Сформированы опергруппы, в состав которых входили руководитель-представитель МГБ, член городской партийной или комсомольской организации и вооружённый солдат.
Республиканские руководители имели указания: принудительному (выделено мной ― А.Л.) выселению официально не подлежат «лица, принимавшие участие в защите Родины во время войны, награжденные орденами и медалями, заслуженные деятели, лауреаты, депутаты Советов и естественно, советские граждане с рождения. Такие граждане могут переселиться только добровольно.
В сёлах списки выселяемых составляли председатели сельсоветов. В селе Чаква Кобулетского района (около Батуми) первыми в список попали владельцы больших хозяйств, добротных домов с садами и виноградниками, расположенными близко к побережью, в том числе советские граждане и бывшие фронтовики. Председатель включал в список кроме греков и курдов. Всем им вначале предлагали обмен на небольшие дома, заросшие травой участки, далеко от побережья. Сельские жители представители нетитульных национальностей, проживающие на побережье попали в список и были высланы все, невзирая на должности, заслуги, участие в защите родины, гражданства. От них полностью очищали села, колхозы.
Для перекрытия возможных путей бегства выселяемых были привлечены воинские части, созданы блок посты около вокзалов, мостов, переправ и в местах наибольшей концентрации греческого населения.
Операция по выселению «неблагонадёжных элементов» в 1949 году получила кодовое название «Волна».
Греки и армяне в Грузии были врачами, юристами, преподавателями, руководителями заводов и фабрик, рыбаками. Турки владели домами, содержали небольшие кофейни на побережье, курды ― грузчики в порту, ассирийцы (в Батуми их называли айсорами) занимались мелочной торговлей, ремонтом обуви, реже сельским хозяйством.
Греки-крестьяне работали в колхозах, занимались табаководством, выращивали и собирали чай ― многие жили недалеко от моря большими семьями в одно- и двухэтажных домах, окружённых садами. На приусадебных участках разводили свиней, коров, мелкий рогатый скот, птицу. В магазинах отсутствовали мясо, рыба, овощи, фрукты.
Продукты ― мясо, фрукты, овощи ― поступали на городские базары с приусадебных участков. Почти всегда была в продаже свежая рыба. Выселение греков-крестьян и рыбаков ухудшило положение городского населения, меньше на базарах стало сельскохозяйственных продуктов, исчезла свежая рыба.
Выслали нескольких моих товарищей. С одним из них, Янгули Фаласаниди я дружил ещё с первого класса, его отец был известным в Батуми портным.

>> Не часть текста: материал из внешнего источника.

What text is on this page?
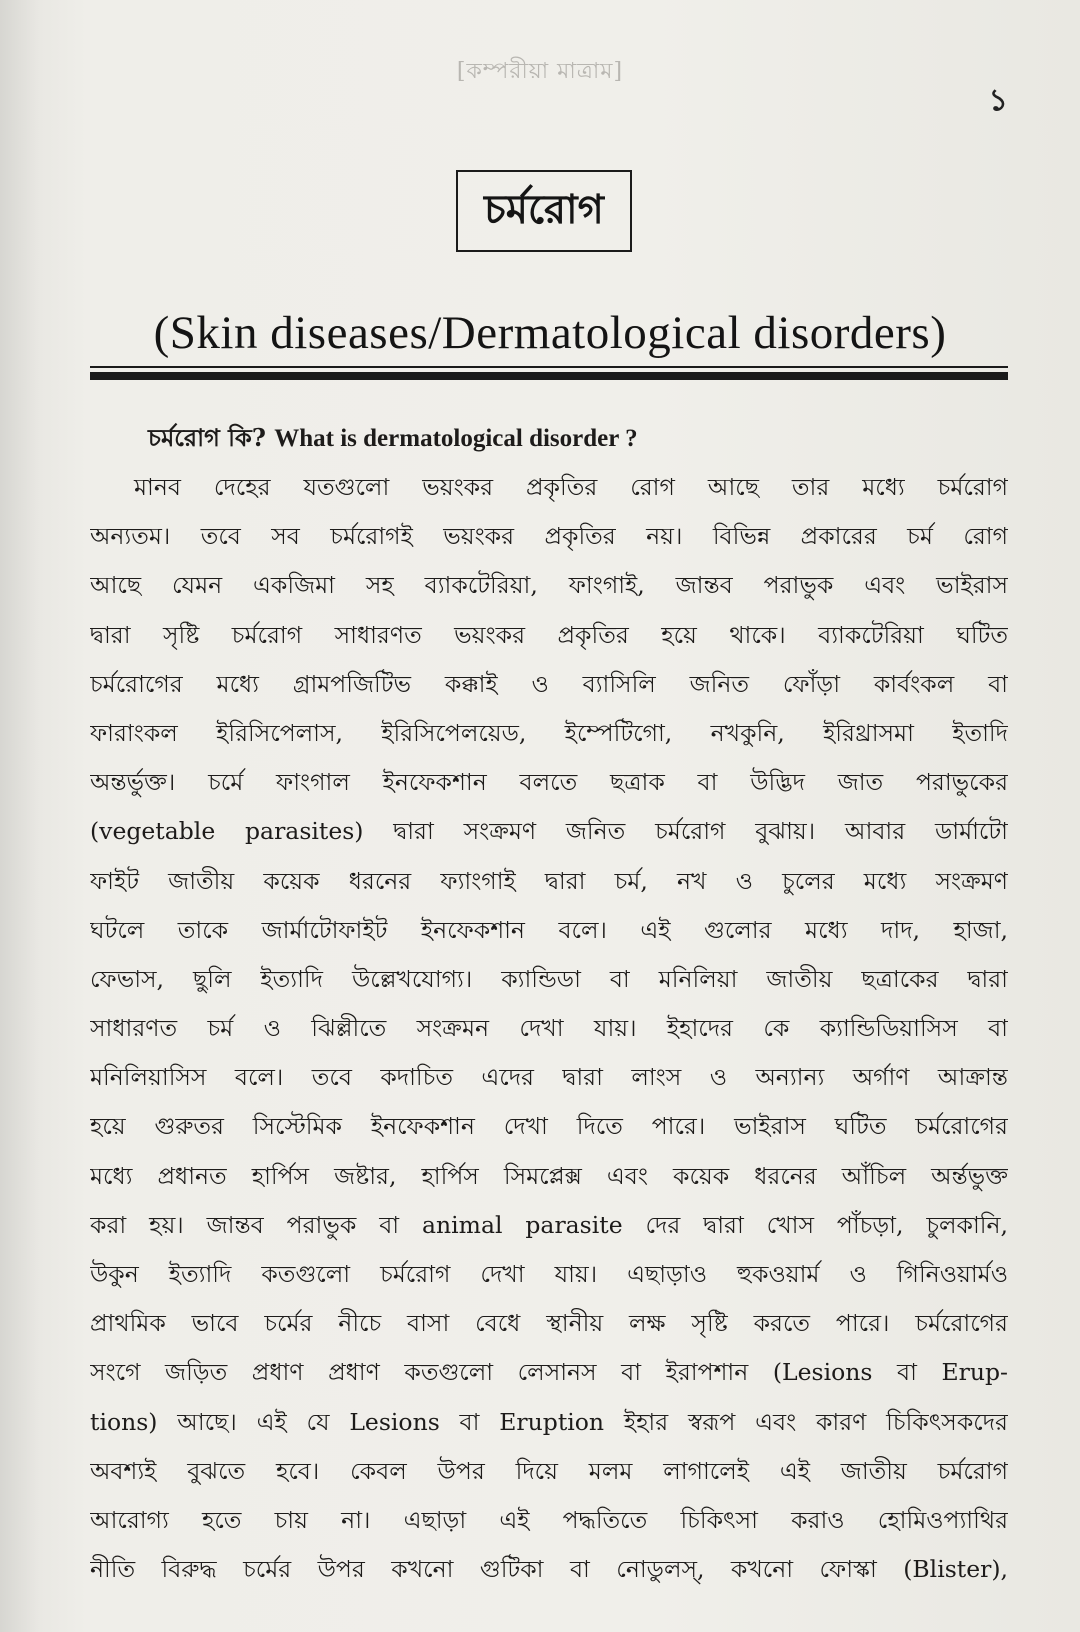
[কম্পরীয়া মাত্রাম]
১
চর্মরোগ
(Skin diseases/Dermatological disorders)
চর্মরোগ কি? What is dermatological disorder ?
মানব দেহের যতগুলো ভয়ংকর প্রকৃতির রোগ আছে তার মধ্যে চর্মরোগ
অন্যতম। তবে সব চর্মরোগই ভয়ংকর প্রকৃতির নয়। বিভিন্ন প্রকারের চর্ম রোগ
আছে যেমন একজিমা সহ ব্যাকটেরিয়া, ফাংগাই, জান্তব পরাভুক এবং ভাইরাস
দ্বারা সৃষ্টি চর্মরোগ সাধারণত ভয়ংকর প্রকৃতির হয়ে থাকে। ব্যাকটেরিয়া ঘটিত
চর্মরোগের মধ্যে গ্রামপজিটিভ কক্কাই ও ব্যাসিলি জনিত ফোঁড়া কার্বংকল বা
ফারাংকল ইরিসিপেলাস, ইরিসিপেলয়েড, ইম্পেটিগো, নখকুনি, ইরিথ্রাসমা ইতাদি
অন্তর্ভুক্ত। চর্মে ফাংগাল ইনফেকশান বলতে ছত্রাক বা উদ্ভিদ জাত পরাভুকের
(vegetable parasites) দ্বারা সংক্রমণ জনিত চর্মরোগ বুঝায়। আবার ডার্মাটো
ফাইট জাতীয় কয়েক ধরনের ফ্যাংগাই দ্বারা চর্ম, নখ ও চুলের মধ্যে সংক্রমণ
ঘটলে তাকে জার্মাটোফাইট ইনফেকশান বলে। এই গুলোর মধ্যে দাদ, হাজা,
ফেভাস, ছুলি ইত্যাদি উল্লেখযোগ্য। ক্যান্ডিডা বা মনিলিয়া জাতীয় ছত্রাকের দ্বারা
সাধারণত চর্ম ও ঝিল্লীতে সংক্রমন দেখা যায়। ইহাদের কে ক্যান্ডিডিয়াসিস বা
মনিলিয়াসিস বলে। তবে কদাচিত এদের দ্বারা লাংস ও অন্যান্য অর্গাণ আক্রান্ত
হয়ে গুরুতর সিস্টেমিক ইনফেকশান দেখা দিতে পারে। ভাইরাস ঘটিত চর্মরোগের
মধ্যে প্রধানত হার্পিস জষ্টার, হার্পিস সিমপ্লেক্স এবং কয়েক ধরনের আঁচিল অর্ন্তভুক্ত
করা হয়। জান্তব পরাভুক বা animal parasite দের দ্বারা খোস পাঁচড়া, চুলকানি,
উকুন ইত্যাদি কতগুলো চর্মরোগ দেখা যায়। এছাড়াও হুকওয়ার্ম ও গিনিওয়ার্মও
প্রাথমিক ভাবে চর্মের নীচে বাসা বেধে স্থানীয় লক্ষ সৃষ্টি করতে পারে। চর্মরোগের
সংগে জড়িত প্রধাণ প্রধাণ কতগুলো লেসানস বা ইরাপশান (Lesions বা Erup-
tions) আছে। এই যে Lesions বা Eruption ইহার স্বরূপ এবং কারণ চিকিৎসকদের
অবশ্যই বুঝতে হবে। কেবল উপর দিয়ে মলম লাগালেই এই জাতীয় চর্মরোগ
আরোগ্য হতে চায় না। এছাড়া এই পদ্ধতিতে চিকিৎসা করাও হোমিওপ্যাথির
নীতি বিরুদ্ধ চর্মের উপর কখনো গুটিকা বা নোডুলস্, কখনো ফোস্কা (Blister),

Выслали не всех греков. Дядя Шика с папой перечисляя фамилии знакомых греков, обратили внимание, что были высланы многие состоятельные, по нашим меркам, греки: владельцы собственных домов, богато обставленных квартир, юристы, врачи (Якимиди), портные. Выслали греков теннисистов, среди них ― папиного сослуживца Дмитрия Карианиди; футболистов не тронули[26]. Оставили завуча школы № 10 Дмитрия Харламовича Канониди ― дважды орденоносца (с его сыном Лампико я дружил ещё с детсадовских времён), преподавателя математики Пилиди, преподавателей нашей школы № 3 — истории Клементия Ефремовича Иванова, и географии — Ивана Дмитриевича Кидониди орденоносца. Все знали, что Иван Дмитриевич учился в Баку с самим Берия (когда обижался, поднимал указку, с которой никогда не расставался, и торжественно произносил: «Я, Иван Дмитриевич Кидониди, я с Берия учился).
Удалось избежать выселения Марии Грамматикопуло с детьми. Мария была известной в Батуми актрисой, со своими братьями Павлом и Андреем играла в городском театре. Жила у подруги-грузинки, квартира которой была вне подозрений.

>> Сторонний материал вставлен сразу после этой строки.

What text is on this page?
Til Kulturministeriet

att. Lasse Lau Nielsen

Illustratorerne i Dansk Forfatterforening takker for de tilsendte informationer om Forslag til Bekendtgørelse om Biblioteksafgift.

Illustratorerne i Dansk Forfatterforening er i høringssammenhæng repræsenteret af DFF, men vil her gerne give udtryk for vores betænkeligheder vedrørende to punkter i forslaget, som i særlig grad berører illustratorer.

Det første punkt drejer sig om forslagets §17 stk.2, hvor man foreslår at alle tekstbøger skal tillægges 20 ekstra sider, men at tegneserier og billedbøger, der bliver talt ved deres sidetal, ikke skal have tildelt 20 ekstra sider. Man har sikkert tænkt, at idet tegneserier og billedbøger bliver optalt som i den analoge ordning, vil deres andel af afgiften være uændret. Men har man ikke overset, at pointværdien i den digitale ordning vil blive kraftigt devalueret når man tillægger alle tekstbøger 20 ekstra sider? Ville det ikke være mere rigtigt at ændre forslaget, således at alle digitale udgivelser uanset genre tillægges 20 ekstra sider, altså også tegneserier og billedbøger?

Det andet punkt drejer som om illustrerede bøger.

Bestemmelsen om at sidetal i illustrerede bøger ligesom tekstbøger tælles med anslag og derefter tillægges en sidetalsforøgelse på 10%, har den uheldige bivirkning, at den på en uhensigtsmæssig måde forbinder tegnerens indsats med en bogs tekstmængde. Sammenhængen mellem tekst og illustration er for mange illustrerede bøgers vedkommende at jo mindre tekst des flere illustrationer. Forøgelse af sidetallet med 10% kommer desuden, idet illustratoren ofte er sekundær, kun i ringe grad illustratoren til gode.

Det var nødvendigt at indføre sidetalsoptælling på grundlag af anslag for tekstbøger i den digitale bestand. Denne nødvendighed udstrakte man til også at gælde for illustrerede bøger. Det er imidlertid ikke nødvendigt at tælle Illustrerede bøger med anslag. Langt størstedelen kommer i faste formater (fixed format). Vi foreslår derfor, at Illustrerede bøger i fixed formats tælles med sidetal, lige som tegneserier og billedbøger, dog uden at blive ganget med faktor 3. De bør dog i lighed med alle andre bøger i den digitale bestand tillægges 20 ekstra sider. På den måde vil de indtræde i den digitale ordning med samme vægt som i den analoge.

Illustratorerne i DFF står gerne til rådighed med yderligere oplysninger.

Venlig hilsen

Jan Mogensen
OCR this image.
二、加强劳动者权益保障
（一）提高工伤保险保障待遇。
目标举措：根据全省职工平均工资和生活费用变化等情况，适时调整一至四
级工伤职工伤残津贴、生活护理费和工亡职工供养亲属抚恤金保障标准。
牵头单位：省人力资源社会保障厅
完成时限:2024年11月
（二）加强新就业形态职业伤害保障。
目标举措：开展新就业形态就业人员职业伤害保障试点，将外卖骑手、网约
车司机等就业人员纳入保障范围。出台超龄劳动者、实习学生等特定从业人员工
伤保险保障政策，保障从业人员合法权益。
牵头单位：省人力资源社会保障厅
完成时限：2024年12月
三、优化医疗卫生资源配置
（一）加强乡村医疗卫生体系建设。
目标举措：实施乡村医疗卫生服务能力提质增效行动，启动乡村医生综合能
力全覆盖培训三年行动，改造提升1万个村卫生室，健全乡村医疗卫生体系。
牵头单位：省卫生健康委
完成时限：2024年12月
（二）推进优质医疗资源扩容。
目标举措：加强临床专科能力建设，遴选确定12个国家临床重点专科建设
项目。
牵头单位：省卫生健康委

Семью Георгия Грамматикопуло, ведущего футболиста сухумского «Динамо», поместили в вагон для выселения. Самого Георгия не тронули. Георгий в знак протеста отказался от участия в очередной игре. Все спортивные команды страны, принадлежащие к обществу «Динамо», были под покровительством Л. Берия. Протест помог. По приказу из Москвы всю семью Георгия Грамматикопуло сняли с поезда и вернули домой[27].
С Вилли Грамматикопуло я учился в одном классе, его не выслали.
Оставили папиного начальника, работника Госбанка Михаила Кафафова. Его жена, Елена Чернявская, была родной сестрой посла СССР во Франции А.Е. Богомолова (в 1950-52 гг. ― зам. министра иностранных дел СССР). Не выслали Харлампия Шотиди ― бывшего сотрудника НКВД.
Среди высылаемых были добровольцы, которые последовали в ссылку без принуждения вместе с родственниками. Заявления о добровольном выселении подавали члены семьи, у которых выселяли главу семьи или её часть.
Немало было случаев, когда высылали греческую часть семьи, например, главу семьи, грека, а негреческую ― выгоняли, квартиру опечатывали. Жена оставалась с детьми на улице, выбора не было: «без принуждения, добровольно» — последовала с детьми за мужем.
Многие семьи были разбиты. Не все жёны последовали в ссылку. Некоторые ― спешно разводились, дети меняли фамилии. Грека П-о. выслали. Его жена, работавшая в музыкальном училище, осталась с детьми: дочкой Ритой, подающей надежды вокалисткой, и сыном Лёкой. Дети сменили фамилию отца на мамину.
Выселение сопровождалось попытками самоубийств. иногда со смертельным исходом. В доме № 1 по улице Руставели, рассказывала моя сестра Виктория, жила одинокая женщин, гречанка, Катя Козлова, любительница петь, играть на гитаре (В этом же доме жили моя бабушка Поля и мамина сестра Регина с дочкой Викторией). За Катей пришли ночью. Она попросила разрешения отлучиться в туалет, долго отсутствовала. Конвоир взломал дверь, предотвратил попытку самоубийства.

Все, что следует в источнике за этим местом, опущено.